Новое явление, — новый ужас! — с великим усилием тащится на чердак некоторое страшилище. Мрачную голову его украшали два великие рога. Пальцы на руках и ногах вооружены были страшными когтями. Длинный хвост величественно висел сзади, но уже дюжий драгун, за него уцепившийся, также явился с несколькими товарищами и бросился на злого духа, как я догадывался. Тут началось жестокое сражение при свете многих фонарей и факелов, принесенных другими драгунами.
Злой дух был подлинно немаловажный витязь, с неподражаемым искусством размахивал он руками, и, быть может, сражение скоро бы не кончилось, если бы он ратоборствовал с обыкновенными людьми, а не полицейскими драгунами, из коих иногда каждый не плоше сатаны. А сверх того, упрямый драгун, державшийся за демонский хвост, так сильно рванулся, уклоняясь от бесовской пощечины, что хвост лопнул — и оба соперника повалились на пол. Вся команда бросилась на дьявола, ужасно кричащего, связала ему руки и ноги и поволокла вниз по лестнице. Долго еще слышны были адские его завывания.

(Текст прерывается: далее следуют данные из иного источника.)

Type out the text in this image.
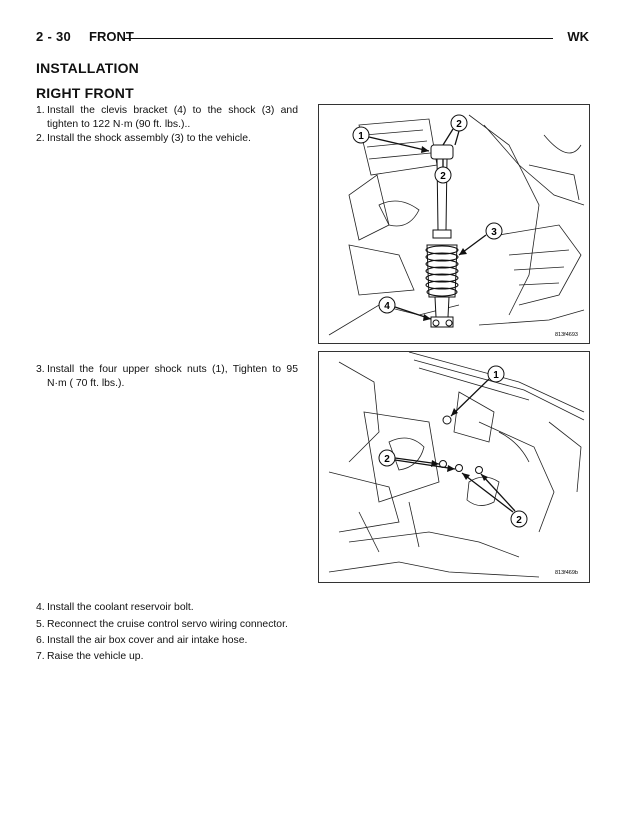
2 - 30 FRONT	WK
INSTALLATION
RIGHT FRONT
1. Install the clevis bracket (4) to the shock (3) and tighten to 122 N·m (90 ft. lbs.)..
2. Install the shock assembly (3) to the vehicle.
3. Install the four upper shock nuts (1), Tighten to 95 N·m ( 70 ft. lbs.).
4. Install the coolant reservoir bolt.
5. Reconnect the cruise control servo wiring connector.
6. Install the air box cover and air intake hose.
7. Raise the vehicle up.
1
2
2
3
4
813f4693
1
2
2
813f469b
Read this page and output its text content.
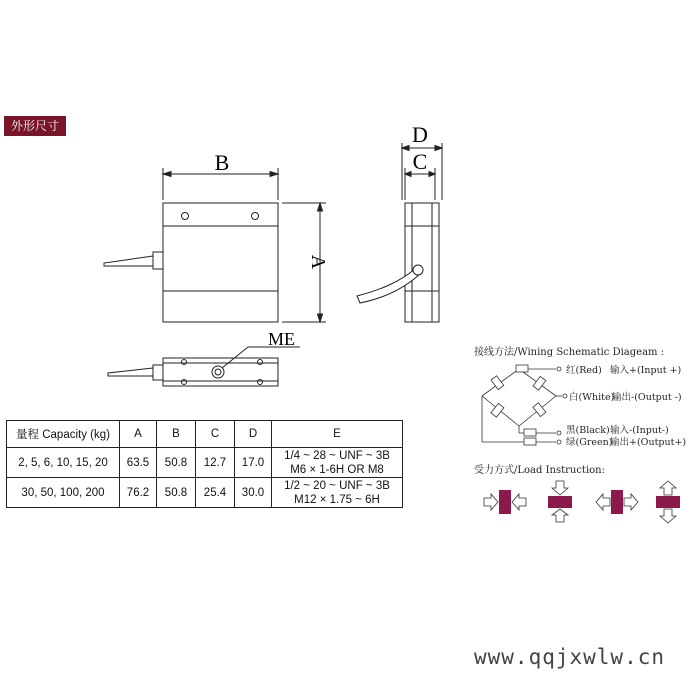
外形尺寸
B
A
D
C
ME
量程 Capacity (kg)	A	B	C	D	E
2, 5, 6, 10, 15, 20	63.5	50.8	12.7	17.0	1/4 ~ 28 ~ UNF ~ 3B
M6 × 1-6H OR M8

30, 50, 100, 200	76.2	50.8	25.4	30.0	1/2 ~ 20 ~ UNF ~ 3B
M12 × 1.75 ~ 6H
接线方法/Wining Schematic Diageam :
红(Red) 输入+(Input +)
白(White)
输出-(Output -)
黑(Black) 输入-(Input-)
绿(Green)
输出+(Output+)
受力方式/Load Instruction:
www.qqjxwlw.cn
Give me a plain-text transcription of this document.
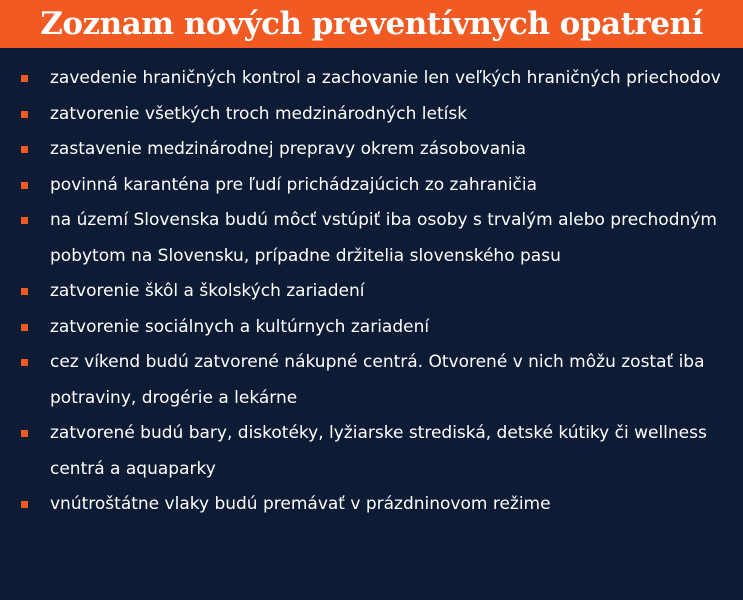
Zoznam nových preventívnych opatrení
zavedenie hraničných kontrol a zachovanie len veľkých hraničných priechodov
zatvorenie všetkých troch medzinárodných letísk
zastavenie medzinárodnej prepravy okrem zásobovania
povinná karanténa pre ľudí prichádzajúcich zo zahraničia
na území Slovenska budú môcť vstúpiť iba osoby s trvalým alebo prechodným pobytom na Slovensku, prípadne držitelia slovenského pasu
zatvorenie škôl a školských zariadení
zatvorenie sociálnych a kultúrnych zariadení
cez víkend budú zatvorené nákupné centrá. Otvorené v nich môžu zostať iba potraviny, drogérie a lekárne
zatvorené budú bary, diskotéky, lyžiarske strediská, detské kútiky či wellness centrá a aquaparky
vnútroštátne vlaky budú premávať v prázdninovom režime
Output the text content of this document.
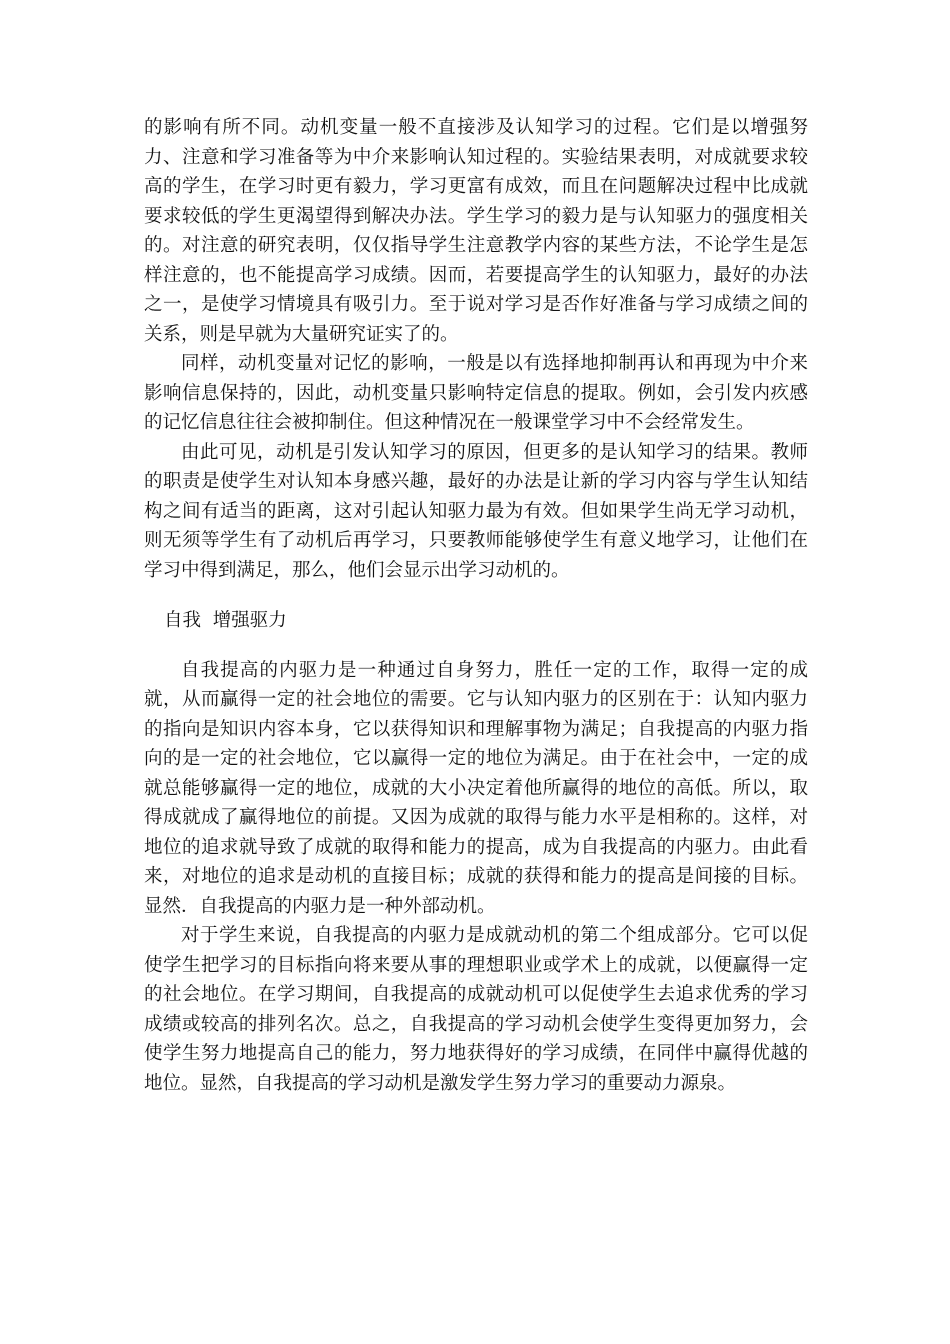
的影响有所不同。动机变量一般不直接涉及认知学习的过程。它们是以增强努力、注意和学习准备等为中介来影响认知过程的。实验结果表明，对成就要求较高的学生，在学习时更有毅力，学习更富有成效，而且在问题解决过程中比成就要求较低的学生更渴望得到解决办法。学生学习的毅力是与认知驱力的强度相关的。对注意的研究表明，仅仅指导学生注意教学内容的某些方法，不论学生是怎样注意的，也不能提高学习成绩。因而，若要提高学生的认知驱力，最好的办法之一，是使学习情境具有吸引力。至于说对学习是否作好准备与学习成绩之间的关系，则是早就为大量研究证实了的。

同样，动机变量对记忆的影响，一般是以有选择地抑制再认和再现为中介来影响信息保持的，因此，动机变量只影响特定信息的提取。例如，会引发内疚感的记忆信息往往会被抑制住。但这种情况在一般课堂学习中不会经常发生。

由此可见，动机是引发认知学习的原因，但更多的是认知学习的结果。教师的职责是使学生对认知本身感兴趣，最好的办法是让新的学习内容与学生认知结构之间有适当的距离，这对引起认知驱力最为有效。但如果学生尚无学习动机，则无须等学生有了动机后再学习，只要教师能够使学生有意义地学习，让他们在学习中得到满足，那么，他们会显示出学习动机的。

自我  增强驱力

自我提高的内驱力是一种通过自身努力，胜任一定的工作，取得一定的成就，从而赢得一定的社会地位的需要。它与认知内驱力的区别在于：认知内驱力的指向是知识内容本身，它以获得知识和理解事物为满足；自我提高的内驱力指向的是一定的社会地位，它以赢得一定的地位为满足。由于在社会中，一定的成就总能够赢得一定的地位，成就的大小决定着他所赢得的地位的高低。所以，取得成就成了赢得地位的前提。又因为成就的取得与能力水平是相称的。这样，对地位的追求就导致了成就的取得和能力的提高，成为自我提高的内驱力。由此看来，对地位的追求是动机的直接目标；成就的获得和能力的提高是间接的目标。显然．自我提高的内驱力是一种外部动机。

对于学生来说，自我提高的内驱力是成就动机的第二个组成部分。它可以促使学生把学习的目标指向将来要从事的理想职业或学术上的成就，以便赢得一定的社会地位。在学习期间，自我提高的成就动机可以促使学生去追求优秀的学习成绩或较高的排列名次。总之，自我提高的学习动机会使学生变得更加努力，会使学生努力地提高自己的能力，努力地获得好的学习成绩，在同伴中赢得优越的地位。显然，自我提高的学习动机是激发学生努力学习的重要动力源泉。
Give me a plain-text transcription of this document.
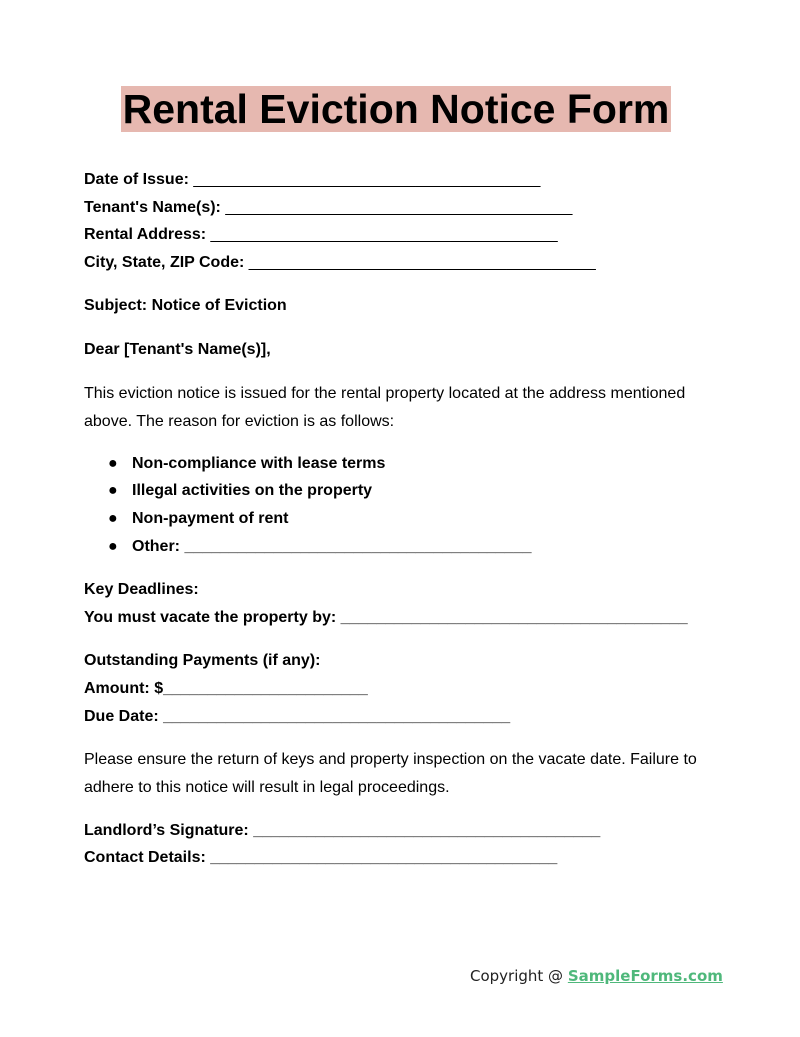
Rental Eviction Notice Form
Date of Issue: _______________________________________
Tenant's Name(s): _______________________________________
Rental Address: _______________________________________
City, State, ZIP Code: _______________________________________
Subject: Notice of Eviction
Dear [Tenant's Name(s)],
This eviction notice is issued for the rental property located at the address mentioned above. The reason for eviction is as follows:
● Non-compliance with lease terms
● Illegal activities on the property
● Non-payment of rent
● Other: _______________________________________
Key Deadlines:
You must vacate the property by: _______________________________________
Outstanding Payments (if any):
Amount: $_______________________
Due Date: _______________________________________
Please ensure the return of keys and property inspection on the vacate date. Failure to adhere to this notice will result in legal proceedings.
Landlord’s Signature: _______________________________________
Contact Details: _______________________________________
Copyright @ SampleForms.com
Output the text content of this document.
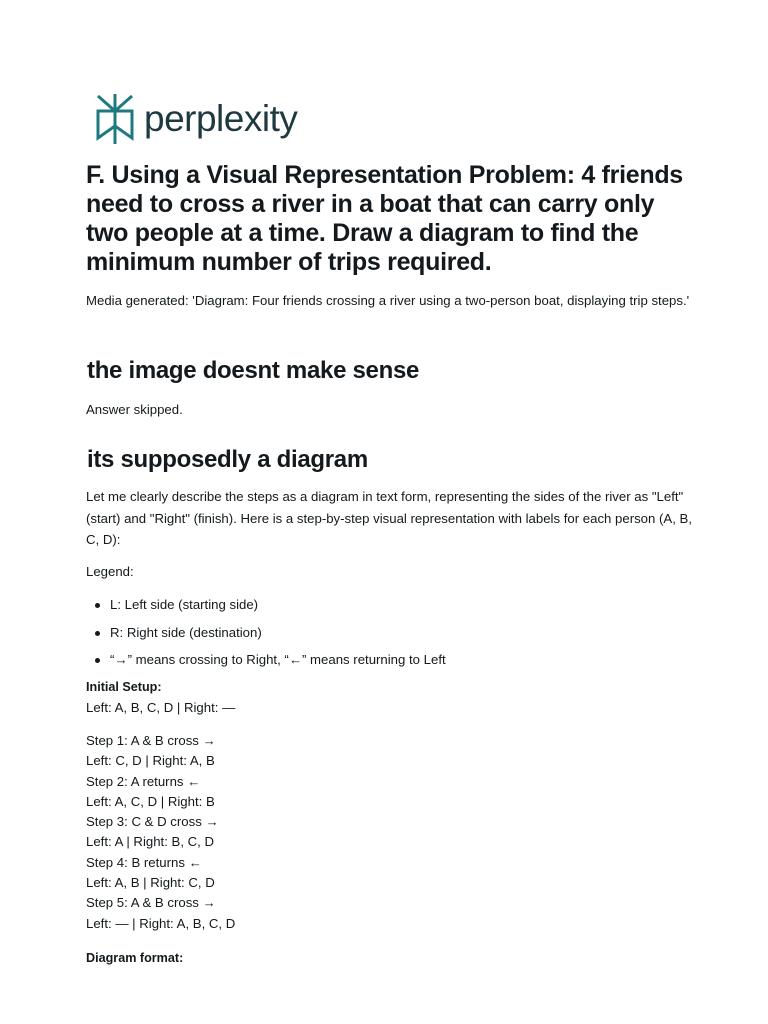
perplexity
F. Using a Visual Representation Problem: 4 friends need to cross a river in a boat that can carry only two people at a time. Draw a diagram to find the minimum number of trips required.

Media generated: 'Diagram: Four friends crossing a river using a two-person boat, displaying trip steps.'

the image doesnt make sense

Answer skipped.

its supposedly a diagram

Let me clearly describe the steps as a diagram in text form, representing the sides of the river as "Left" (start) and "Right" (finish). Here is a step-by-step visual representation with labels for each person (A, B, C, D):

Legend:

L: Left side (starting side)
R: Right side (destination)
“→” means crossing to Right, “←” means returning to Left

Initial Setup:

Left: A, B, C, D | Right: —

Step 1: A & B cross →
Left: C, D | Right: A, B
Step 2: A returns ←
Left: A, C, D | Right: B
Step 3: C & D cross →
Left: A | Right: B, C, D
Step 4: B returns ←
Left: A, B | Right: C, D
Step 5: A & B cross →
Left: — | Right: A, B, C, D

Diagram format:
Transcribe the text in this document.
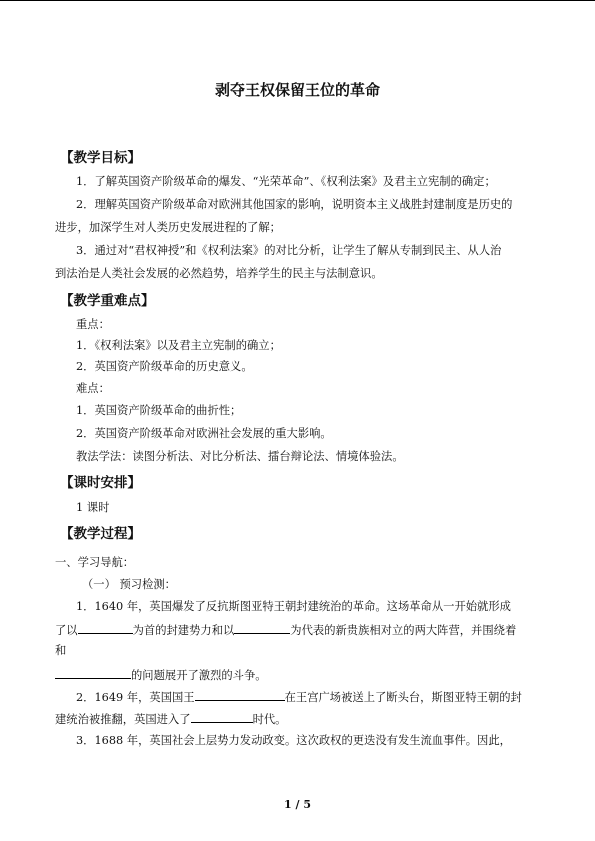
剥夺王权保留王位的革命
【教学目标】
1．了解英国资产阶级革命的爆发、“光荣革命”、《权利法案》及君主立宪制的确定；
2．理解英国资产阶级革命对欧洲其他国家的影响，说明资本主义战胜封建制度是历史的
进步，加深学生对人类历史发展进程的了解；
3．通过对“君权神授”和《权利法案》的对比分析，让学生了解从专制到民主、从人治
到法治是人类社会发展的必然趋势，培养学生的民主与法制意识。
【教学重难点】
重点：
1．《权利法案》以及君主立宪制的确立；
2．英国资产阶级革命的历史意义。
难点：
1．英国资产阶级革命的曲折性；
2．英国资产阶级革命对欧洲社会发展的重大影响。
教法学法：读图分析法、对比分析法、擂台辩论法、情境体验法。
【课时安排】
1 课时
【教学过程】
一、学习导航：
（一） 预习检测：
1．1640 年，英国爆发了反抗斯图亚特王朝封建统治的革命。这场革命从一开始就形成
了以	为首的封建势力和以	为代表的新贵族相对立的两大阵营，并围绕着
和
的问题展开了激烈的斗争。
2．1649 年，英国国王	在王宫广场被送上了断头台，斯图亚特王朝的封
建统治被推翻，英国进入了	时代。
3．1688 年，英国社会上层势力发动政变。这次政权的更迭没有发生流血事件。因此，
1 / 5
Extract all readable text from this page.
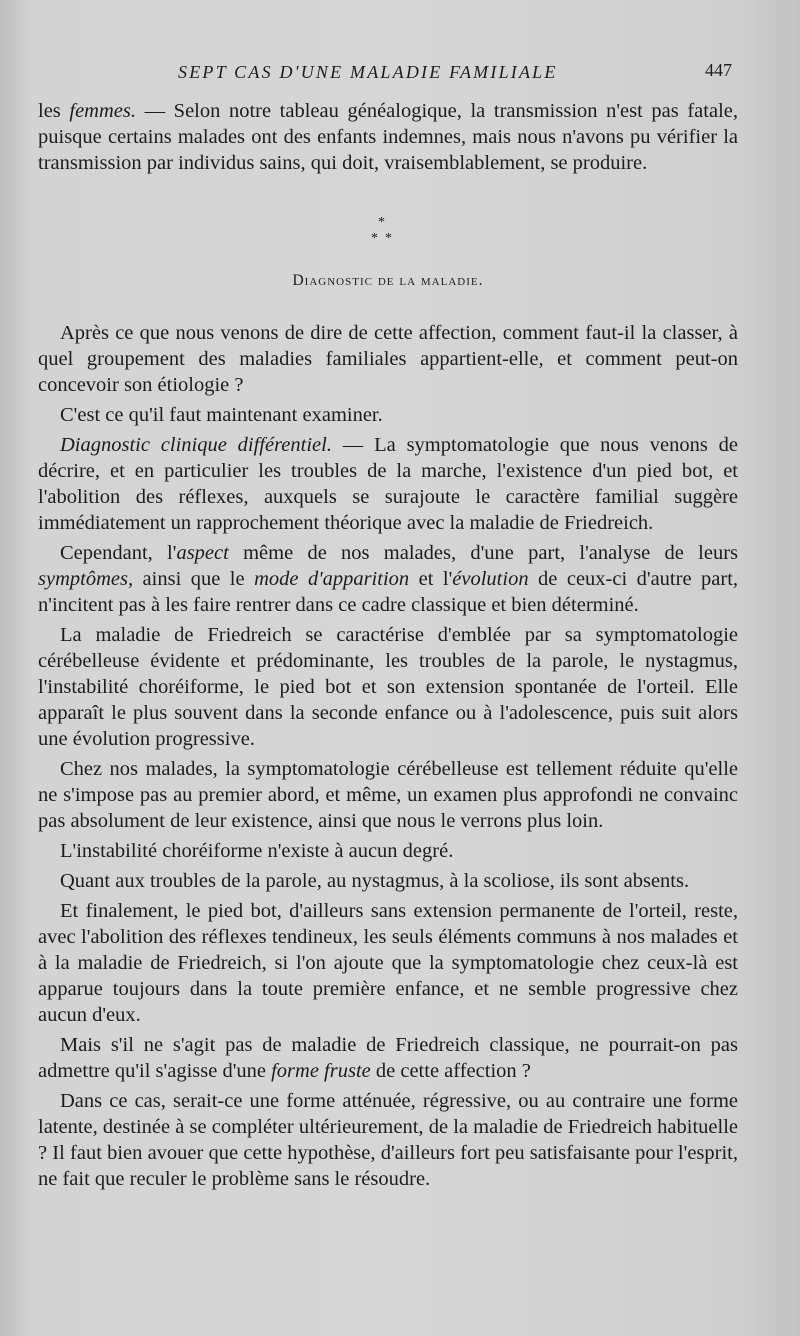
SEPT CAS D'UNE MALADIE FAMILIALE	447

les femmes. — Selon notre tableau généalogique, la transmission n'est pas fatale, puisque certains malades ont des enfants indemnes, mais nous n'avons pu vérifier la transmission par individus sains, qui doit, vraisemblablement, se produire.

*
* *
Diagnostic de la maladie.

Après ce que nous venons de dire de cette affection, comment faut-il la classer, à quel groupement des maladies familiales appartient-elle, et comment peut-on concevoir son étiologie ?

C'est ce qu'il faut maintenant examiner.

Diagnostic clinique différentiel. — La symptomatologie que nous venons de décrire, et en particulier les troubles de la marche, l'existence d'un pied bot, et l'abolition des réflexes, auxquels se surajoute le caractère familial suggère immédiatement un rapprochement théorique avec la maladie de Friedreich.

Cependant, l'aspect même de nos malades, d'une part, l'analyse de leurs symptômes, ainsi que le mode d'apparition et l'évolution de ceux-ci d'autre part, n'incitent pas à les faire rentrer dans ce cadre classique et bien déterminé.

La maladie de Friedreich se caractérise d'emblée par sa symptomatologie cérébelleuse évidente et prédominante, les troubles de la parole, le nystagmus, l'instabilité choréiforme, le pied bot et son extension spontanée de l'orteil. Elle apparaît le plus souvent dans la seconde enfance ou à l'adolescence, puis suit alors une évolution progressive.

Chez nos malades, la symptomatologie cérébelleuse est tellement réduite qu'elle ne s'impose pas au premier abord, et même, un examen plus approfondi ne convainc pas absolument de leur existence, ainsi que nous le verrons plus loin.

L'instabilité choréiforme n'existe à aucun degré.

Quant aux troubles de la parole, au nystagmus, à la scoliose, ils sont absents.

Et finalement, le pied bot, d'ailleurs sans extension permanente de l'orteil, reste, avec l'abolition des réflexes tendineux, les seuls éléments communs à nos malades et à la maladie de Friedreich, si l'on ajoute que la symptomatologie chez ceux-là est apparue toujours dans la toute première enfance, et ne semble progressive chez aucun d'eux.

Mais s'il ne s'agit pas de maladie de Friedreich classique, ne pourrait-on pas admettre qu'il s'agisse d'une forme fruste de cette affection ?

Dans ce cas, serait-ce une forme atténuée, régressive, ou au contraire une forme latente, destinée à se compléter ultérieurement, de la maladie de Friedreich habituelle ? Il faut bien avouer que cette hypothèse, d'ailleurs fort peu satisfaisante pour l'esprit, ne fait que reculer le problème sans le résoudre.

Что касается до моего белого, прелестного духа, то он избежал необходимости сражаться с хранителями тишины и порядка! При первом появлении дьявола с преследователями своими он ахнул, вздохнул, колена его задрожали, подогнулись, и он опустился на пол без чувства. Он, конечно, привлек бы внимание многоочитых полицейских аргусов, если бы меньше черт был упорен; а то пленом одного его дело и кончилось. Да и самая строгая справедливость требует наказать злого и наградить доброго, не смотря, дух ли он или человек.
Глубокая тишина настала. Месяц перестал освещать чердак наш. Мрак и безмолвие усугубляли мой ужас! Шутка ли быть одному на чердаке — ночью, возле духа, правда хотя и не злого? (Он начал уже терять белизну лица своего, а вскоре и совсем померк.) Что мне мыслить? что мне делать? Тут, думаю я, разве бы только один премудрый Соломон был решительнее, и то с помощию своего волшебного перстня![103]
Проведши довольно времени в сем несносном положении, заметил я, что на чердаке начинает сереть, из чего догадался, что настает заря. Это меня обрадовало, ибо в Фалалеевке еще знал я, что в сие время дня духи теряют свою силу, добрые ли они, или злые. Я оградил крестом и встал. И подлинно уже рассвело, и я решился подойти к моему соседу. Он пришел в себя и, открыв глаза, сказал тихо со вздохом: «Боже! где я? где брат?»